In these shifting economic conditions, there’s no better time than now to take a reading of what your customers. Several good things could come out of a basic customer survey such as:
- identifying new opportunities in products or services that you can provide and/or gain a greater share of wallet from
- gain valuable information on a new, upcoming product or servive
- quantify sales (units, dollar, etc.) for the next several months for improved forecasting
- take a reading on how viral your customers are
- goodwill; it never hurts letting customers know you want to serve them better and require their feedback to do it
Some generic questions to get the wheels turning may include:
- what products/services are you likely to purchase in the next X months (list products and leave a field for “other”)?
- how many of product/service X do you plan to purchase in the next X months?
- how likely on a scale of 1-10 with 10 being most likely are you to refer our company (or products/services) to a colleague? This simple question is usually quite telling and can help catagorize customes into those who are not big fans, those who are passive and the evangelists whom you may want to solicit for a WOMM campaign
- what magazines and/or websites (trade or consumer) do you currently read/visit regularly to get information about (products/services)?

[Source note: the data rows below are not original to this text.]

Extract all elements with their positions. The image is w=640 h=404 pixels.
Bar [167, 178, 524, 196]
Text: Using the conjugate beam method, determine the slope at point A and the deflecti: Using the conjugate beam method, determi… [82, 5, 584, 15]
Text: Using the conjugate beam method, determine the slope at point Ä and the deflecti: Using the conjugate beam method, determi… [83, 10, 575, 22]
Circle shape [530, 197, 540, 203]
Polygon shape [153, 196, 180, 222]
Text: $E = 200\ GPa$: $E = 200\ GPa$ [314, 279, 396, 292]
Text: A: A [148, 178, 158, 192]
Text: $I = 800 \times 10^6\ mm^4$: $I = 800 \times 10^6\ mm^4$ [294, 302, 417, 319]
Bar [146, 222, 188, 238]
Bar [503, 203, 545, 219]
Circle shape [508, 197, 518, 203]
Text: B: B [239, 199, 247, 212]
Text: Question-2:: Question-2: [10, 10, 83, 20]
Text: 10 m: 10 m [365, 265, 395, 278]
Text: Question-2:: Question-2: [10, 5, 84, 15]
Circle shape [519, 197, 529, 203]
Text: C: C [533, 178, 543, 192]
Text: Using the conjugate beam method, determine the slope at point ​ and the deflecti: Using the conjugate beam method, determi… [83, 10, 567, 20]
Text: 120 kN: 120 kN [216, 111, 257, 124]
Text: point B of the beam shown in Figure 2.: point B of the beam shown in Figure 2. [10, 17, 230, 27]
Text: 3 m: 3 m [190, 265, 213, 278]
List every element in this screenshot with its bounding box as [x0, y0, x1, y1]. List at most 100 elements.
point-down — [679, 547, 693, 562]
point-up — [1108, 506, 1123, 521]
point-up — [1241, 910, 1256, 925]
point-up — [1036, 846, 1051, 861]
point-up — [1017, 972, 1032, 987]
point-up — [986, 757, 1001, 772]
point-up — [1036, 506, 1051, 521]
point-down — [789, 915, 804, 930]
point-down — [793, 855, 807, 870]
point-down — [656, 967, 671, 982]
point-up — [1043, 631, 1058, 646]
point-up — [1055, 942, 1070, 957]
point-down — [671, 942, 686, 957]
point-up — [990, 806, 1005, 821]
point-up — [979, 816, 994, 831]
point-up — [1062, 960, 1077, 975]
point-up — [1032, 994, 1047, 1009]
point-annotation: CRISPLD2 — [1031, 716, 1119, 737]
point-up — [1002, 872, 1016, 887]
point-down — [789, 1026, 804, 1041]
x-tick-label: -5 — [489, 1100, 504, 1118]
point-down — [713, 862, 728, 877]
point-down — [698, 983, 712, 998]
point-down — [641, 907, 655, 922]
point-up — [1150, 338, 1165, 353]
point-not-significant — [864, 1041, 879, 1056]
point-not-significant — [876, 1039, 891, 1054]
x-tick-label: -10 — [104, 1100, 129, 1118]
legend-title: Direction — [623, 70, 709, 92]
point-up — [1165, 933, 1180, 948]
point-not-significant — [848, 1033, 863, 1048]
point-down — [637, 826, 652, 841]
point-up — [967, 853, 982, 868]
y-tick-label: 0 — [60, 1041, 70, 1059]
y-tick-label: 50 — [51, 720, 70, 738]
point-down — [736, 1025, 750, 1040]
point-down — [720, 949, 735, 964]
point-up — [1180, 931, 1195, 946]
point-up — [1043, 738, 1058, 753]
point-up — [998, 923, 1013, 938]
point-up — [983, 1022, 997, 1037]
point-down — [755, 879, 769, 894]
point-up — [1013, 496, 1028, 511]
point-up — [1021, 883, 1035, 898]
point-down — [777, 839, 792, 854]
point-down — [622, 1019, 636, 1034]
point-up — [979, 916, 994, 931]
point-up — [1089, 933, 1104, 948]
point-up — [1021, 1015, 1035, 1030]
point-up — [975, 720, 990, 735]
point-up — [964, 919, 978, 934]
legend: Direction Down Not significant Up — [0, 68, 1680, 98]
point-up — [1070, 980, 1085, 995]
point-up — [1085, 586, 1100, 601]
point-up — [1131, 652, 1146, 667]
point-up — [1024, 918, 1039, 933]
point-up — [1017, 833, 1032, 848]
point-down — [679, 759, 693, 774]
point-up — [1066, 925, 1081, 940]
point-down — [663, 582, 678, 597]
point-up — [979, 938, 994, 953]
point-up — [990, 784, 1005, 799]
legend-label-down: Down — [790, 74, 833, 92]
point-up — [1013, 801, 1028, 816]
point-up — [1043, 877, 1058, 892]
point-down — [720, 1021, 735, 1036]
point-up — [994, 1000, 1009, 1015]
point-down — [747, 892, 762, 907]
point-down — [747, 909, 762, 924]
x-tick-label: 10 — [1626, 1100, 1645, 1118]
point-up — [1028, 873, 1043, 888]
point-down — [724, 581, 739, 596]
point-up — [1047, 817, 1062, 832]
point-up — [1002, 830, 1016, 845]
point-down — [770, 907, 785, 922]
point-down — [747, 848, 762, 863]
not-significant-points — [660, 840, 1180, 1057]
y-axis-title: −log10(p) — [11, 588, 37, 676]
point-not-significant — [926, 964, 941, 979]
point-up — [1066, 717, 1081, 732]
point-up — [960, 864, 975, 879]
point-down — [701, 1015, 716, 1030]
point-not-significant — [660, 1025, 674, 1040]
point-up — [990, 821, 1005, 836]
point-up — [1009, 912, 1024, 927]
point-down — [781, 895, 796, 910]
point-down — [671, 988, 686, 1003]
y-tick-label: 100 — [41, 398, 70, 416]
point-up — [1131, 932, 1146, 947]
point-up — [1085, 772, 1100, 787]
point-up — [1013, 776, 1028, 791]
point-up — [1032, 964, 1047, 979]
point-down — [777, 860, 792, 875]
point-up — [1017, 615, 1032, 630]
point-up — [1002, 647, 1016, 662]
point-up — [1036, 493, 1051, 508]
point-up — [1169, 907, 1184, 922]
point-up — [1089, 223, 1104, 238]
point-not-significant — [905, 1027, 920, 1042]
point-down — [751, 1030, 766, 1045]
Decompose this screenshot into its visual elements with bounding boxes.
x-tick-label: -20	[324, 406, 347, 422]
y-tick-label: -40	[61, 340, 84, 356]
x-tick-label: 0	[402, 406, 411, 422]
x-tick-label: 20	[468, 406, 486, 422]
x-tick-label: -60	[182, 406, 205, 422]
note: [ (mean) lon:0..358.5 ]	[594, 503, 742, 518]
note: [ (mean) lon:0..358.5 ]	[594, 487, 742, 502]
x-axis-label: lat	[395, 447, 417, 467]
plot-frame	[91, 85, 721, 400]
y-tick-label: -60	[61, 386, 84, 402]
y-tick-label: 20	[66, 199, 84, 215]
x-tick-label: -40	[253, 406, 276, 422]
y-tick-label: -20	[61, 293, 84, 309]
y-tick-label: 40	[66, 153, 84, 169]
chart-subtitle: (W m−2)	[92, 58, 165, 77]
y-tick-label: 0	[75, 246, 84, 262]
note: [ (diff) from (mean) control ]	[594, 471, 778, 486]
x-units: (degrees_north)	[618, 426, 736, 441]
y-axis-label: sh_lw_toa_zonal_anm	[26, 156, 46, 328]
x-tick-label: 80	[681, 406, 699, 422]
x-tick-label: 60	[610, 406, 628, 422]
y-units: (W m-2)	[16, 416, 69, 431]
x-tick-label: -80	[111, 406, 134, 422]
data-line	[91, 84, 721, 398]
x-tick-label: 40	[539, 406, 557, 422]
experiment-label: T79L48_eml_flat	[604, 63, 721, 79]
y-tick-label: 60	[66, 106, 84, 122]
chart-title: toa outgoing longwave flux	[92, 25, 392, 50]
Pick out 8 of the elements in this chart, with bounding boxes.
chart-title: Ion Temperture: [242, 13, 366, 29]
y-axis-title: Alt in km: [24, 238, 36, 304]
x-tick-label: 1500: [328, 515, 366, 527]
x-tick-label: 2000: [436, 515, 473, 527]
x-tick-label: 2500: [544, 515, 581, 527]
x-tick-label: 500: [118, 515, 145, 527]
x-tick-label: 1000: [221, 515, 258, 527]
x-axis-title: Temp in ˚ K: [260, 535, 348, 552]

As soliciting customer feedback is a transaction, it’s advised to couch it as an effort to “better serve you”. It’s best to introduce the survey in this manner. For example, “At Company XYZ, we appreciate you as a valued customer. In an effort to better serve you, please complete the following survey…” In addition, including an incentive increases your chances for improved response.
It’s recommended to distribute the survey efficiently — email surveys are great for this as they can complete them on their own time and the response data can be sent directly to a database saving time and allowing for quick tracking and reporting.